Em quase seis meses e mandato, o presidente Donald Trump indicou 61 embaixadores para chefiar missões diplomáticas no exterior. Ele designou nomes de sua escolha até mesmo para países da América Latina que possuem governos ideologicamente desalinhados com a Casa Branca, como o México, a Colômbia e o Chile.
A embaixada americana no Brasil está sem titular desde janeiro. Dias antes da posse de Trump, Elizabeth Bagley deixou Brasília e retornou para os Estados Unidos. Bagley foi nomeada pelo ex-presidente Joe Biden. Ela é uma tradicional doadora de recursos para campanhas do Partido Democrata. No Brasil, já houve uma embaixadora ligada à empresa Boeing, que trabalhava abertamente pela sua patrocinadora.

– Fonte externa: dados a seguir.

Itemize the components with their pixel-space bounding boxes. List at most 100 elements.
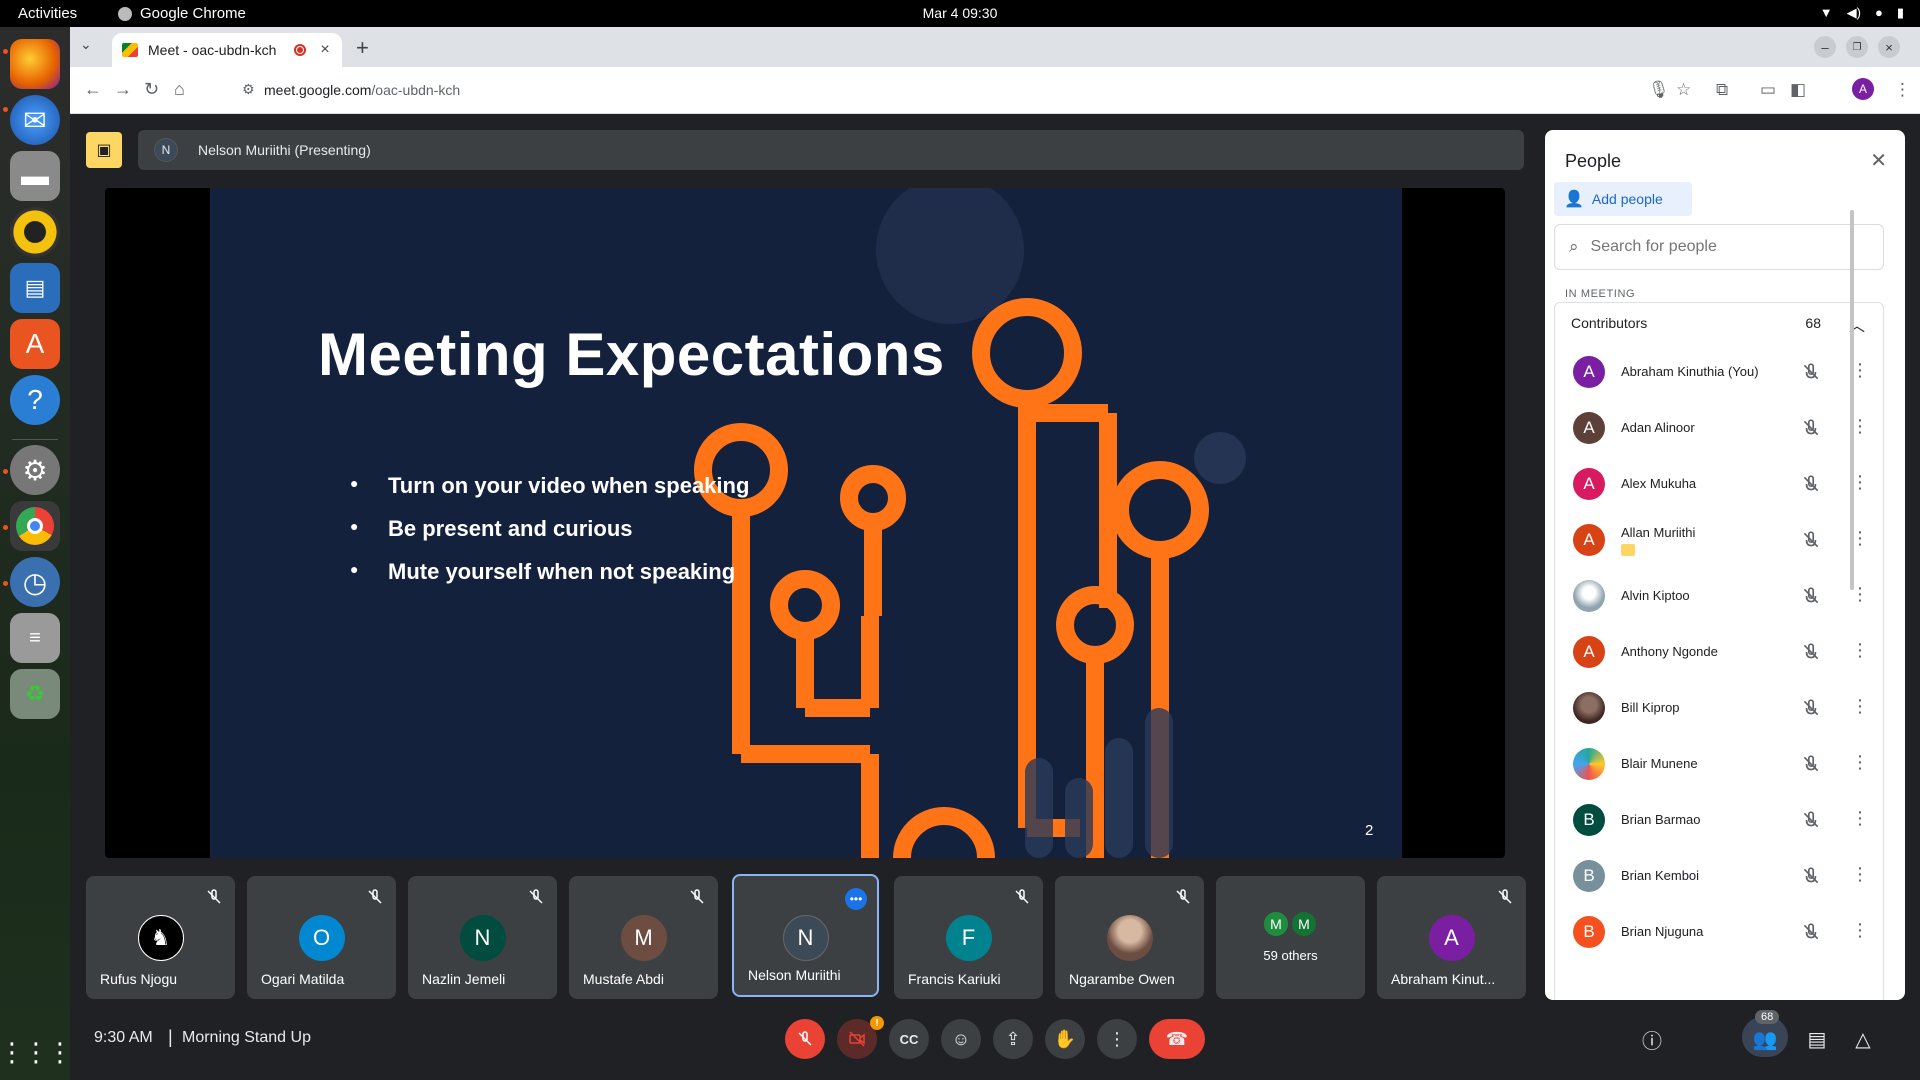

Desde sua saída, a embaixada é chefiada pelo encarregado de negócios, Gabriel Escobar. Ele tem experiência nas representações diplomáticas dos Estados Unidos em países como Paraguai, Bolívia e Sérvia. A situação do Brasil difere completamente da vizinha Argentina, para onde o presidente americano anunciou Peter Lamelas antes mesmo de sua posse. Lamelas, médico de formação, é um empresário de origem cubana — fundador de uma rede de atendimento de urgências médicas na Flórida com acesso frequente a Mar-a-Lago, o resort privado de Trump.
Para a Colômbia, Trump indicou o advogado Dan Newlin, apoiador do Partido Republicano e ex-xerife no condado de Orange (Flórida). Para a China, o presidente americano escolheu David Perdue, ex-senador republicano pela Geórgia — estado que deu vitória a Biden em 2020 e recuperado por Trump em 2024.
Quando o indicado por Obama para chefiar a embaixada da Noruega foi sabatinado pelo Senado em 2013 seu despreparo e desconhecimento sobre o país ficaram tão evidentes que ele se viu obrigado a retirar sua nomeação. Apesar de jamais ter pisado em Olso, o indicado havia contribuído com US$ 1,3 milhão para a campanha de reeleição do democrata em 2012.
Quando o indicado por Bush-pai para chefiar a embaixada das Bahamas em 1989 foi perguntado sobre suas qualificações pelo Comitê de Relações Exteriores do Senado, ele citou sua experiência com cassinos em Nevada. Acrescentou ainda que via com bons olhos a possibilidade de se instalar no país caribenho, pois lá teriam muitos campos de golfe, esporte que ele apreciava.
A embaixada em Londres, uma das mais importantes para os Estados Unidos, é normalmente ocupada por indicações políticas. O atual ocupante do posto, indicado por Trump, é o dono do time de futebol americano New York Jets, que contribuiu com US$ 1 milhão para sua campanha. O caso da República Dominicana e do Haiti, países que dividem a mesma ilha, também é revelador. No pobre e violento Haiti, a embaixada é ocupada por um diplomata de carreira. Na sua vizinha mais rica, a embaixada é ocupada por uma indicação política.
A política externa dos Estados Unidos varia de acordo com as decisões do presidente. Ele e seu assessor de segurança nacional, com mais alguns auxiliares, desenham as diretrizes. Por essa razão, a política externa de Washington é errática. A surpreendente revelação de Trump de que houve boa química entre ele e Lula decorre de realidade. Trump disse que só negocia com quem gosta. Ocorreram negociações sigilosas entre os dois lados. Os diplomatas concorreram para que houvesse o encontro “ocasional” nos bastidores da Assembleia Geral da ONU. Diplomatas experientes poderiam evitar que eles se cruzassem. Mas, ao contrário, o objetivo era permitir o encontro, o abraço e o surgimento da boa química entre os dois presidentes. Tudo premeditado. Há muitos interesses comerciais em jogo. Não vale a pena perder tudo por causa menor. Os negócios prevalecem. O Deus é o dólar.